Austrália implementa taxa sobre receita publicitária de gigantes da tecnologia para financiar jornalismo local. O governo australiano deu um passo significativo ao aprovar uma nova legislação que visa garantir a remuneração de veículos de imprensa por parte das grandes plataformas

Austrália implementa taxa sobre receita publicitária de gigantes da tecnologia para financiar jornalismo local.

O governo australiano deu um passo significativo ao aprovar uma nova legislação que visa garantir a remuneração de veículos de imprensa por parte das grandes plataformas digitais. A medida, que atualiza uma lei pioneira de 2021, estabelece uma taxa de 2,5% sobre a receita publicitária de empresas como Meta, Google e TikTok que operam no país.

A nova regra, conhecida como News Bargaining Incentive, foi projetada para incentivar acordos comerciais entre as big techs e os publishers. O objetivo principal não é aumentar a arrecadação estatal, mas sim estimular um fluxo financeiro direto para a produção jornalística, garantindo a sustentabilidade do setor.

Essa iniciativa australiana surge em um momento de crescente preocupação global com o modelo de negócios das plataformas digitais e seu impacto no ecossistema da informação. Acompanhe os detalhes de como essa lei funciona e suas implicações para o mercado de notícias, inclusive no cenário brasileiro.

Como funciona a nova taxa para as Big Techs?

A taxa de 2,5% sobre a receita publicitária se aplica a empresas com faturamento anual superior a 250 milhões de dólares australianos. No entanto, as plataformas têm a oportunidade de evitar a cobrança caso estabeleçam acordos diretos com veículos de imprensa australianos. Essa condição visa incentivar negociações e parcerias comerciais.

Para que os acordos sejam válidos e isentem as empresas da taxa, regras específicas precisam ser cumpridas. Entre elas, está a necessidade de fechar contratos com pelo menos oito organizações de notícias antes do fim do ano fiscal. Além disso, a compensação oferecida deve ser de 200% sobre o passivo fiscal para empresas menores e 150% para grupos maiores.

As plataformas também devem garantir que nenhum acordo individual abata mais de 25% da sua obrigação total. Os contratos devem, ainda, comprovar o apoio à produção jornalística ou estar atrelados à disponibilização das notícias nos serviços da big tech, assegurando um benefício direto para o setor.

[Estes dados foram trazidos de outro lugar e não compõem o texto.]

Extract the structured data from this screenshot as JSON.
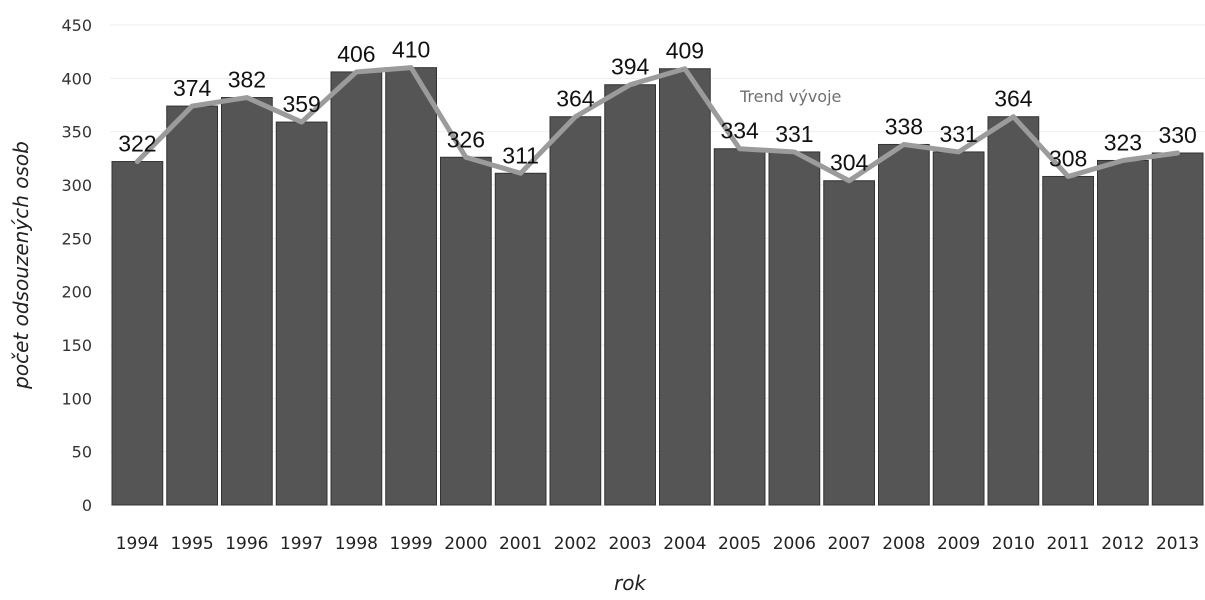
{
  "chart_data": {
    "type": "bar",
    "categories": [
      "1994",
      "1995",
      "1996",
      "1997",
      "1998",
      "1999",
      "2000",
      "2001",
      "2002",
      "2003",
      "2004",
      "2005",
      "2006",
      "2007",
      "2008",
      "2009",
      "2010",
      "2011",
      "2012",
      "2013"
    ],
    "series": [
      {
        "type": "bar",
        "values": [
          322,
          374,
          382,
          359,
          406,
          410,
          326,
          311,
          364,
          394,
          409,
          334,
          331,
          304,
          338,
          331,
          364,
          308,
          323,
          330
        ]
      },
      {
        "type": "line",
        "values": [
          322,
          374,
          382,
          359,
          406,
          410,
          326,
          311,
          364,
          394,
          409,
          334,
          331,
          304,
          338,
          331,
          364,
          308,
          323,
          330
        ]
      }
    ],
    "data_labels": [
      "322",
      "374",
      "382",
      "359",
      "406",
      "410",
      "326",
      "311",
      "364",
      "394",
      "409",
      "334",
      "331",
      "304",
      "338",
      "331",
      "364",
      "308",
      "323",
      "330"
    ],
    "xlabel": "rok",
    "ylabel": "počet odsouzených osob",
    "ylim": [
      0,
      450
    ],
    "yticks": [
      0,
      50,
      100,
      150,
      200,
      250,
      300,
      350,
      400,
      450
    ],
    "annotations": [
      {
        "text": "Trend vývoje"
      }
    ],
    "grid": true,
    "legend": "none",
    "colors": {
      "bar": "#555555",
      "bar_border": "#333333",
      "line": "#9b9b9b",
      "grid": "#eeeeee",
      "annotation": "#707070"
    }
  }
}
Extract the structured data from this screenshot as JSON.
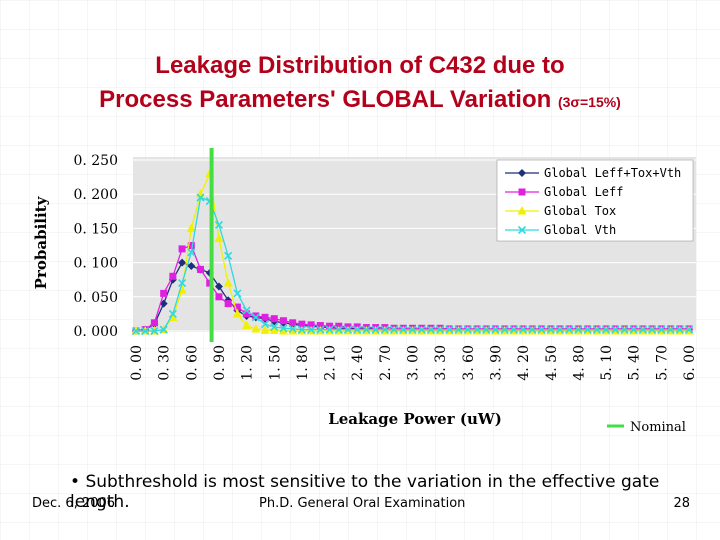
{
  "slide": {
    "title_line1": "Leakage Distribution of C432 due to",
    "title_line2": "Process Parameters' GLOBAL Variation",
    "title_suffix": "(3σ=15%)",
    "bullet": "Subthreshold is most sensitive to the variation in the effective gate length.",
    "footer_date": "Dec. 6, 2006",
    "footer_center": "Ph.D. General Oral Examination",
    "footer_page": "28",
    "title_color": "#b3001b"
  },
  "chart_data": {
    "type": "line",
    "xlabel": "Leakage Power (uW)",
    "ylabel": "Probability",
    "xlim": [
      0,
      6.0
    ],
    "ylim": [
      0,
      0.25
    ],
    "yticks": [
      "0. 000",
      "0. 050",
      "0. 100",
      "0. 150",
      "0. 200",
      "0. 250"
    ],
    "ytick_values": [
      0,
      0.05,
      0.1,
      0.15,
      0.2,
      0.25
    ],
    "xticks": [
      "0. 00",
      "0. 30",
      "0. 60",
      "0. 90",
      "1. 20",
      "1. 50",
      "1. 80",
      "2. 10",
      "2. 40",
      "2. 70",
      "3. 00",
      "3. 30",
      "3. 60",
      "3. 90",
      "4. 20",
      "4. 50",
      "4. 80",
      "5. 10",
      "5. 40",
      "5. 70",
      "6. 00"
    ],
    "xtick_values": [
      0,
      0.3,
      0.6,
      0.9,
      1.2,
      1.5,
      1.8,
      2.1,
      2.4,
      2.7,
      3.0,
      3.3,
      3.6,
      3.9,
      4.2,
      4.5,
      4.8,
      5.1,
      5.4,
      5.7,
      6.0
    ],
    "legend_position": "top-right",
    "x": [
      0,
      0.1,
      0.2,
      0.3,
      0.4,
      0.5,
      0.6,
      0.7,
      0.8,
      0.9,
      1.0,
      1.1,
      1.2,
      1.3,
      1.4,
      1.5,
      1.6,
      1.7,
      1.8,
      1.9,
      2.0,
      2.1,
      2.2,
      2.3,
      2.4,
      2.5,
      2.6,
      2.7,
      2.8,
      2.9,
      3.0,
      3.1,
      3.2,
      3.3,
      3.4,
      3.5,
      3.6,
      3.7,
      3.8,
      3.9,
      4.0,
      4.1,
      4.2,
      4.3,
      4.4,
      4.5,
      4.6,
      4.7,
      4.8,
      4.9,
      5.0,
      5.1,
      5.2,
      5.3,
      5.4,
      5.5,
      5.6,
      5.7,
      5.8,
      5.9,
      6.0
    ],
    "series": [
      {
        "name": "Global Leff+Tox+Vth",
        "color": "#1f2f7a",
        "marker": "diamond",
        "values": [
          0,
          0.002,
          0.01,
          0.04,
          0.075,
          0.1,
          0.095,
          0.09,
          0.085,
          0.065,
          0.045,
          0.03,
          0.022,
          0.02,
          0.018,
          0.014,
          0.012,
          0.01,
          0.008,
          0.007,
          0.006,
          0.005,
          0.004,
          0.004,
          0.003,
          0.003,
          0.003,
          0.002,
          0.002,
          0.002,
          0.002,
          0.002,
          0.002,
          0.002,
          0.002,
          0.002,
          0.002,
          0.002,
          0.002,
          0.002,
          0.002,
          0.002,
          0.002,
          0.002,
          0.002,
          0.002,
          0.002,
          0.002,
          0.002,
          0.002,
          0.002,
          0.002,
          0.002,
          0.002,
          0.002,
          0.002,
          0.002,
          0.002,
          0.002,
          0.002,
          0.002
        ]
      },
      {
        "name": "Global Leff",
        "color": "#e020e0",
        "marker": "square",
        "values": [
          0,
          0.002,
          0.012,
          0.055,
          0.08,
          0.12,
          0.125,
          0.09,
          0.07,
          0.05,
          0.04,
          0.035,
          0.025,
          0.022,
          0.02,
          0.018,
          0.015,
          0.012,
          0.01,
          0.009,
          0.008,
          0.007,
          0.007,
          0.006,
          0.006,
          0.005,
          0.005,
          0.005,
          0.004,
          0.004,
          0.004,
          0.004,
          0.004,
          0.004,
          0.003,
          0.003,
          0.003,
          0.003,
          0.003,
          0.003,
          0.003,
          0.003,
          0.003,
          0.003,
          0.003,
          0.003,
          0.003,
          0.003,
          0.003,
          0.003,
          0.003,
          0.003,
          0.003,
          0.003,
          0.003,
          0.003,
          0.003,
          0.003,
          0.003,
          0.003,
          0.003
        ]
      },
      {
        "name": "Global Tox",
        "color": "#f0f000",
        "marker": "triangle",
        "values": [
          0,
          0,
          0,
          0.002,
          0.02,
          0.06,
          0.15,
          0.2,
          0.23,
          0.135,
          0.07,
          0.025,
          0.008,
          0.003,
          0.001,
          0.001,
          0,
          0,
          0,
          0,
          0,
          0,
          0,
          0,
          0,
          0,
          0,
          0,
          0,
          0,
          0,
          0,
          0,
          0,
          0,
          0,
          0,
          0,
          0,
          0,
          0,
          0,
          0,
          0,
          0,
          0,
          0,
          0,
          0,
          0,
          0,
          0,
          0,
          0,
          0,
          0,
          0,
          0,
          0,
          0,
          0
        ]
      },
      {
        "name": "Global Vth",
        "color": "#30d8e0",
        "marker": "x",
        "values": [
          0,
          0,
          0,
          0.002,
          0.025,
          0.07,
          0.115,
          0.195,
          0.19,
          0.155,
          0.11,
          0.055,
          0.03,
          0.02,
          0.01,
          0.006,
          0.004,
          0.003,
          0.002,
          0.002,
          0.002,
          0.002,
          0.002,
          0.002,
          0.002,
          0.002,
          0.002,
          0.002,
          0.002,
          0.002,
          0.002,
          0.002,
          0.002,
          0.002,
          0.002,
          0.002,
          0.002,
          0.002,
          0.002,
          0.002,
          0.002,
          0.002,
          0.002,
          0.002,
          0.002,
          0.002,
          0.002,
          0.002,
          0.002,
          0.002,
          0.002,
          0.002,
          0.002,
          0.002,
          0.002,
          0.002,
          0.002,
          0.002,
          0.002,
          0.002,
          0.002
        ]
      }
    ],
    "nominal": {
      "label": "Nominal",
      "x": 0.82,
      "color": "#44dd44"
    }
  }
}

Atualização de lei pioneira busca fechar brechas

A Austrália foi um dos primeiros países a implementar uma legislação que obriga as plataformas a negociarem com jornais, através do News Media Bargaining Code, em 2021. Naquela época, a lei reconhecia o papel crucial de buscadores e redes sociais na distribuição de notícias, mas não antecipava a possibilidade de as empresas retirarem conteúdos e deixarem de negociar, como ocorreu com a Meta em 2024.

A nova legislação busca contornar essa situação. A taxa agora incide sobre a receita publicitária das plataformas, independentemente de elas exibirem ou não links jornalísticos em seus serviços. Essa mudança visa garantir que a remuneração ocorra mesmo que as empresas optem por não veicular diretamente conteúdos de notícias.

Legislação australiana inspira debates no Brasil

A iniciativa australiana tem servido de inspiração para propostas legislativas em outros países, incluindo o Brasil. O Projeto de Lei 1.354/2021, ainda em tramitação no Congresso Nacional, propõe que plataformas com mais de 2 milhões de usuários remunerem empresas produtoras de conteúdo jornalístico pelo uso de suas matérias.

Paralelamente, o Google enfrenta uma investigação no Conselho Administrativo de Defesa Econômica (Cade) por suposto abuso de poder econômico. A investigação aponta para o uso de produções jornalísticas em seus serviços de busca, especialmente com o advento dos resumos gerados por Inteligência Artificial, que, segundo veículos brasileiros, impactam a receita de anúncios.

Enquanto empresas defendem a compensação financeira pelo uso de conteúdo, o Google nega que seus recursos de IA prejudiquem a audiência dos veículos e rejeita modelos de remuneração inspirados na lei australiana. Vale ressaltar que, mesmo sem legislação específica, acordos já ocorrem no Brasil, como os fechados entre Grupo Folha e UOL com a OpenAI, dona do ChatGPT, para licenciamento de conteúdo jornalístico.